General information
- Founded: 1893; 133 years ago
- Folded: 1903; 123 years ago
- Headquartered: Oil City, Pennsylvania, United States
- Colors: Unknown

Team history
- Oil City Athletic Club (1893–1903)

League / conference affiliations
- Western Pennsylvania Circuit

= Oil City Athletic Club =

Defunct baseball team

The Oil City Athletic Club was a professional football team based in Oil City, Pennsylvania from 1893 until 1903. The team was the intrastate rival of the Franklin Athletic Club. The team later folded as a result of a series of bidding wars with Franklin over the era's best football players in Pennsylvania in 1903.

==1902 bidding war==
Franklin and Oil City had a lot of money tied up in their football teams. In 1902, during the teams' third meeting however, Oil City signed the entire team from the Pittsburgh Athletic Club, seven of the Philadelphia All-Stars, some players from a team located in Steubenville, Ohio and from Grove City College for that one game against Franklin.
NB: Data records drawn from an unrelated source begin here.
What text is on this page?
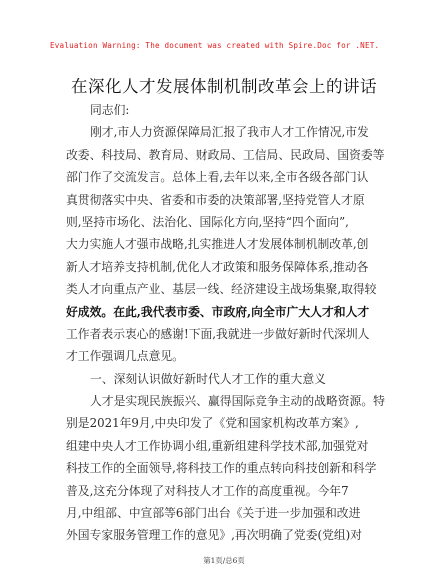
Evaluation Warning: The document was created with Spire.Doc for .NET.
在深化人才发展体制机制改革会上的讲话
同志们:
刚才,市人力资源保障局汇报了我市人才工作情况,市发
改委、科技局、教育局、财政局、工信局、民政局、国资委等
部门作了交流发言。总体上看,去年以来,全市各级各部门认
真贯彻落实中央、省委和市委的决策部署,坚持党管人才原
则,坚持市场化、法治化、国际化方向,坚持“四个面向”,
大力实施人才强市战略,扎实推进人才发展体制机制改革,创
新人才培养支持机制,优化人才政策和服务保障体系,推动各
类人才向重点产业、基层一线、经济建设主战场集聚,取得较
好成效。在此,我代表市委、市政府,向全市广大人才和人才
工作者表示衷心的感谢!下面,我就进一步做好新时代深圳人
才工作强调几点意见。
一、深刻认识做好新时代人才工作的重大意义
人才是实现民族振兴、赢得国际竞争主动的战略资源。特
别是2021年9月,中央印发了《党和国家机构改革方案》,
组建中央人才工作协调小组,重新组建科学技术部,加强党对
科技工作的全面领导,将科技工作的重点转向科技创新和科学
普及,这充分体现了对科技人才工作的高度重视。今年7
月,中组部、中宣部等6部门出台《关于进一步加强和改进
外国专家服务管理工作的意见》,再次明确了党委(党组)对
第1页/总6页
Since there was a large amount of hometown gambling on football games in 1902, this action resulted in all of the Franklin fans losing their bets to Oil City. However while losing the game, Franklin did manage to hold Oil City's all star team to a 10-0 score.

==1903 Pre-season==
To avoid being out bid again by Oil City for football talent, Franklin's manager Dave Printz recruited every star player inside of Pennsylvania to play for Franklin. After the team's loss against Oil City, Prince attended the first National Football League championship game between the Pittsburgh Stars and Philadelphia Athletics. Immediately after the game, Prince signed every important player in sight to Franklin.

After seeing what Prince had done, Oil City forfeited their season due to a lack of players. All of the money that was to be gambled on the 1903 football contests between Franklin and Oil City, sat in a bank escrow account and was later returned to the gamblers.